Quand j'ai pris, en avril 1976, la Direction de l'Organisation et de l'Informatique de Poclain, j'ai trouvé sur place une informatique traditionnelle, une équipe de près de cent personnes, un gros ordinateur IBM, et une vingtaine d'écrans dans les services. Le tout était un peu terne et classique, avec cependant au moins deux applications originales et avancées : le suivi des opérations en atelier avec des terminaux IBM 1030 à cartes perforées, et le système de messagerie télex Pogam dont les 64 terminaux à rubans perforés, bien répartis dans les services et les usines donnaient déjà à Poclain un fantastique moyen de communication interne et externe, formidable outil pour les relations avec nos clients, nos fournisseurs, nos agents et notre personnel.

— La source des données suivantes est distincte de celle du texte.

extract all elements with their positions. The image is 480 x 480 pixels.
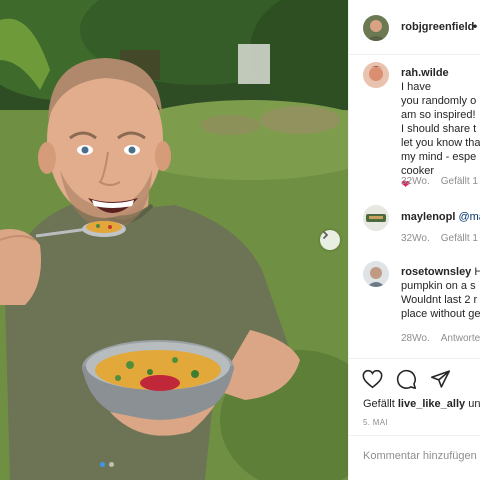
share-icon: [430, 370, 450, 388]
post-sidebar: robjgreenfield • rah.wilde I have you ra…: [348, 0, 480, 480]
heart-icon: [362, 369, 382, 389]
comment-username[interactable]: rosetownsley: [401, 266, 471, 278]
likes-suffix: und: [468, 398, 480, 410]
comment-text: pumpkin on a s Wouldnt last 2 r place wi…: [401, 280, 480, 320]
post-actions: [361, 368, 451, 390]
divider: [349, 358, 480, 359]
comment-body: maylenopl @ma: [401, 210, 480, 224]
carousel-indicator: [100, 462, 114, 467]
comment-body: rosetownsley H pumpkin on a s Wouldnt la…: [401, 265, 480, 321]
likes-prefix: Gefällt: [363, 398, 395, 410]
comment-button[interactable]: [395, 368, 417, 390]
post-header: robjgreenfield •: [349, 0, 480, 55]
comment-age[interactable]: 28Wo.: [401, 333, 430, 344]
comment-username[interactable]: maylenopl: [401, 211, 455, 223]
comment-meta: 32Wo. Gefällt 1: [401, 176, 480, 187]
post-photo[interactable]: [0, 0, 348, 480]
comment-meta: 28Wo. Antworte: [401, 333, 480, 344]
commenter-avatar[interactable]: [363, 205, 389, 231]
likes-summary: Gefällt live_like_ally und: [363, 398, 480, 410]
comment-age[interactable]: 32Wo.: [401, 176, 430, 187]
like-button[interactable]: [361, 368, 383, 390]
post-date[interactable]: 5. MAI: [363, 418, 388, 427]
comment-icon: [396, 369, 416, 389]
chevron-right-icon: [322, 230, 329, 240]
comment-text-start: H: [474, 266, 480, 278]
author-avatar[interactable]: [363, 15, 389, 41]
carousel-dot: [109, 462, 114, 467]
commenter-avatar[interactable]: [363, 62, 389, 88]
author-username[interactable]: robjgreenfield: [401, 21, 474, 33]
divider: [349, 435, 480, 436]
likes-user[interactable]: live_like_ally: [398, 398, 465, 410]
comment-input[interactable]: [363, 450, 480, 462]
photo-scene: [0, 0, 348, 480]
carousel-dot-active: [100, 462, 105, 467]
comment-meta: 32Wo. Gefällt 1: [401, 233, 480, 244]
next-image-button[interactable]: [320, 230, 340, 250]
comment-text: I have you randomly o am so inspired! I …: [401, 81, 480, 177]
reply-link[interactable]: Antworte: [441, 333, 480, 344]
share-button[interactable]: [429, 368, 451, 390]
comment-username[interactable]: rah.wilde: [401, 67, 449, 79]
commenter-avatar[interactable]: [363, 261, 389, 287]
comment-age[interactable]: 32Wo.: [401, 233, 430, 244]
header-separator: •: [473, 19, 478, 33]
comment-likes[interactable]: Gefällt 1: [441, 233, 478, 244]
comment-likes[interactable]: Gefällt 1: [441, 176, 478, 187]
comment-body: rah.wilde I have you randomly o am so in…: [401, 66, 480, 192]
comment-mention[interactable]: @ma: [458, 211, 480, 223]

Durant mes deux premières années chez Poclain, j'ai fait trois choses qui me paraissent aujourd'hui fondamentales : j'ai « informatisé les informaticiens », j'ai diffusé la culture informatique chez les utilisateurs, j'ai créé avant l'heure une Direction des Systèmes d'Information. À cette même époque, j'ai introduit le traitement de textes (sans les micros qui n'existaient pas), les premières imprimantes à laser, la messagerie électronique qui devait succéder à Pogam, les autocommutateurs téléphoniques 3750 et 1750, premières briques d'un réseau privé de communication sur lequel nous transmettions déjà la voix, les données et parfois les premiers plans que nos récents équipements de CAO permettaient à nos Bureaux d'Etudes de produire. Tout ceci en précisant que pendant les sept années où j'ai été chez Poclain, le budget annuel de l'informatique n'a pas augmenté plus vite que l'inflation. J'ai toujours plaisir, pour illustrer le fantastique niveau qu'avait atteint Poclain dans la maîtrise et l'exploitation de ses outils informatiques, à raconter l'anecdote suivante :
« Une fois par mois, le Comité de Direction Pelles se réunissait dans le bureau du Directeur Général, autour de son écran graphique couleur, pour réviser le plan annuel de production des pelles en fonction des nouvelles informations commerciales et en tenant compte des contraintes de tous les directeurs présents. Le Directeur Commercial pianotait sur l'écran son plan de vente, ventilé par mois, par pays et par modèle; nous en débattions, puis le Directeur de la Logistique calculait les nouveaux stocks de produits finis, pelles et équipements, que le Directeur Financier valorisait en temps réel pour nous dire si nous pouvions supporter le coût. Le Directeur Industriel passait alors ses deux modèles pour déterminer s'il avait assez de pièces à long délai et surtout la capacité main-d'œuvre, ou s'il lui fallait sous-traiter. Et l'on recommençait jusqu'à l'approbation générale. Quand nous étions tous d'accord, le Directeur Général validait le nouveau plan sur son clavier. Ce simple geste déclenchait alors la série des travaux informatiques de nuit : explosion des nomenclatures, calcul des besoins... Le lendemain matin, les nouvelles commandes de matières, de pièces et de soustraitance étaient imprimées, prêtes à l'expédition vers nos fournisseurs. »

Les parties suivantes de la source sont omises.